Summit Notebook
Exclusive outtakes from industry leaders
HK Exchange’s Arculli plays it cool
Spilling a piping cup of hot coffee down yourself in front of a room of journalists seconds before they start firing questions at you isn’t in your standard media training handbook.
But 72-year-old Hong Kong Exchange Chairman Ronald Arculli, isn’t a man who gets easily ruffled. While the Reuters reporters went off in a frenzy bringing in tissues and mopping down the table, he just sat there keeping his cool,having not got a drop on his crisp white shirt or tie.
Aside from his role at Hong Kong Exchange, Arculli is a senior partner at law firm King & Wood, and his legal training shines through in interviews.

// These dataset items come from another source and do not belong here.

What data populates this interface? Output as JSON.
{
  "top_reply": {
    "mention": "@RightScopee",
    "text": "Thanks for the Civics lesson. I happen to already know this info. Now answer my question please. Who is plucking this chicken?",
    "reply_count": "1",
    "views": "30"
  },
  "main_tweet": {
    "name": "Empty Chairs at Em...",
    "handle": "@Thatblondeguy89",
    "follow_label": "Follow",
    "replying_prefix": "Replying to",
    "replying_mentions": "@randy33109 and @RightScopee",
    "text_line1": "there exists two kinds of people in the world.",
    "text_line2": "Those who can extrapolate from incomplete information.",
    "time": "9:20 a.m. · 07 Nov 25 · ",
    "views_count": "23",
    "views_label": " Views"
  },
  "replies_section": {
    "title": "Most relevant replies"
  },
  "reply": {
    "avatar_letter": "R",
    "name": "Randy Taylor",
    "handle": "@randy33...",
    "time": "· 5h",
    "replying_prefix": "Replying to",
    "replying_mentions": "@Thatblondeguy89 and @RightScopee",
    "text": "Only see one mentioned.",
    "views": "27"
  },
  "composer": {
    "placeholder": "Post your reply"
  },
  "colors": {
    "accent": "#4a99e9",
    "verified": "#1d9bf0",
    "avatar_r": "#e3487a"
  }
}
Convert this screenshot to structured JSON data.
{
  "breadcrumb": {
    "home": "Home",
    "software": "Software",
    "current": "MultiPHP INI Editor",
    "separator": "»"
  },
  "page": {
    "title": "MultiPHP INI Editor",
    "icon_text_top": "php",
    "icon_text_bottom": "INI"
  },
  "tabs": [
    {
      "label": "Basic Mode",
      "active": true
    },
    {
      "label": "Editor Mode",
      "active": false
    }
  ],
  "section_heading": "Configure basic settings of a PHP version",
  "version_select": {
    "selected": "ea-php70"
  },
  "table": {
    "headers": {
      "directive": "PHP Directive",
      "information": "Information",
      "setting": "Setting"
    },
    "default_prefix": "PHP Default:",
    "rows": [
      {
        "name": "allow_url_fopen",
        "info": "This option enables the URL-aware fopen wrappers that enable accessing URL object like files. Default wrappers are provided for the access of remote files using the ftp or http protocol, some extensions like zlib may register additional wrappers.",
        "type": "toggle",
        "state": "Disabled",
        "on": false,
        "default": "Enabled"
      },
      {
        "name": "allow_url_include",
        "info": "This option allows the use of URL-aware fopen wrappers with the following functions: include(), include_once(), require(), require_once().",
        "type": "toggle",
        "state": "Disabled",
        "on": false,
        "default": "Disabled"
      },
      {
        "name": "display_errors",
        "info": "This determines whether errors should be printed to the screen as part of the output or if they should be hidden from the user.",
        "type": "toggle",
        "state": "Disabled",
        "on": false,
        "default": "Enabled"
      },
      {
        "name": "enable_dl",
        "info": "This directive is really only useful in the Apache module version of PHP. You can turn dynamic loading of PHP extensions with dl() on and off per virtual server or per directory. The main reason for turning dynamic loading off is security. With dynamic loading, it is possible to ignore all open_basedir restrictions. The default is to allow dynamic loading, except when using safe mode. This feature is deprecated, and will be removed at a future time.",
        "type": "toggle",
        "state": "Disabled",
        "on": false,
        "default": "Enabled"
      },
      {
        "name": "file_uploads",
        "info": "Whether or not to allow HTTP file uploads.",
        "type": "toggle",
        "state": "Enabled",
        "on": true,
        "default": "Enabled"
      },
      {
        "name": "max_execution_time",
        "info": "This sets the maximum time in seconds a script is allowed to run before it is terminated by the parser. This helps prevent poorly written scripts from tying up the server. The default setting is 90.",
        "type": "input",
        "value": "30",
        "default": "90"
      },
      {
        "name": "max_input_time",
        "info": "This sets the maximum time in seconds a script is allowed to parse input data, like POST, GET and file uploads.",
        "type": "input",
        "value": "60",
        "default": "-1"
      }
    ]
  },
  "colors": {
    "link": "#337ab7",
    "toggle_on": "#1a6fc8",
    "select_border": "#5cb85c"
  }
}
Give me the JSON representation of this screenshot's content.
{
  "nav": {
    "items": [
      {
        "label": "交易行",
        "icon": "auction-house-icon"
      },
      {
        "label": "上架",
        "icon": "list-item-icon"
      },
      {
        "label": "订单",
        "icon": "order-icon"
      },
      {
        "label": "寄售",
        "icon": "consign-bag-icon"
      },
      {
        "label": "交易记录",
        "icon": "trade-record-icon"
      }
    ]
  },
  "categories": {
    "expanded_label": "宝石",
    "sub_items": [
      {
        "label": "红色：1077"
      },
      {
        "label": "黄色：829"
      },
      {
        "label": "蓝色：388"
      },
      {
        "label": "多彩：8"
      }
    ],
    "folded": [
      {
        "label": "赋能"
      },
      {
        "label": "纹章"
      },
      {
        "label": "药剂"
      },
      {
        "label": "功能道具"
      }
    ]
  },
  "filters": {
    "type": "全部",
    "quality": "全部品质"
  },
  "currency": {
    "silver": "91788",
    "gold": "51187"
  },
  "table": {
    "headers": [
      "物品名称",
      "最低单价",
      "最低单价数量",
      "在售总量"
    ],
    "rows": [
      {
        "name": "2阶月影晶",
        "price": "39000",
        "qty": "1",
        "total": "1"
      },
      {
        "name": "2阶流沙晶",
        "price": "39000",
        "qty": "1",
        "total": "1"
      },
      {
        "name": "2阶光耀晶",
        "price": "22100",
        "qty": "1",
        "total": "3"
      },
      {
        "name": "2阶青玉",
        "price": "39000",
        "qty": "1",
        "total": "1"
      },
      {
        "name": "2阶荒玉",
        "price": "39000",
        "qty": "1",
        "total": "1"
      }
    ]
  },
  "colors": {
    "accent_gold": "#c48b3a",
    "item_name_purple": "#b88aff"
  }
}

Asked what the exchange’s biggest weakness was – he thought for a while and then replied “I think in some ways our strength may be our weakness”.
Talking about the threat posed to Asian exchanges by the alternative trading venues starting to emerge in the region he went into a highly detailed analysis of how they’ve developed in Europe and the U.S, before cutting them down with an erudite, “but their business model doesn’t seem to propel them to great financial success”.
A “cash cow”
By Don Durfee
Safe havens have been few and far between during the global economic crisis, but one has been fairly reliable: infrastructure. So it’s not surprising that many companies are betting on the biggest infrastructure opportunity of them all, China’s $585 billion spending package.
One of those is NWS Holdings, a subsidiary of Hong Kong’s New World Development. Speaking at the Reuters China Investment Summit, executive director Tsang Yam Pui spoke glowingly about the company’s investment in a project to develop 18 rail container terminals around the country. 
Exotic trades? No way!
By Jeffrey Hodgson
Increasingly risk-averse hedge fund managers are in no mood to chase exotic trades as they scramble to boost returns.
Given the current environment, Robert Appleby, chief investment officer at ADM Capital, told the Reuters Global Finance Summit there was no need to seek out exotic trades or markets for healthy returns.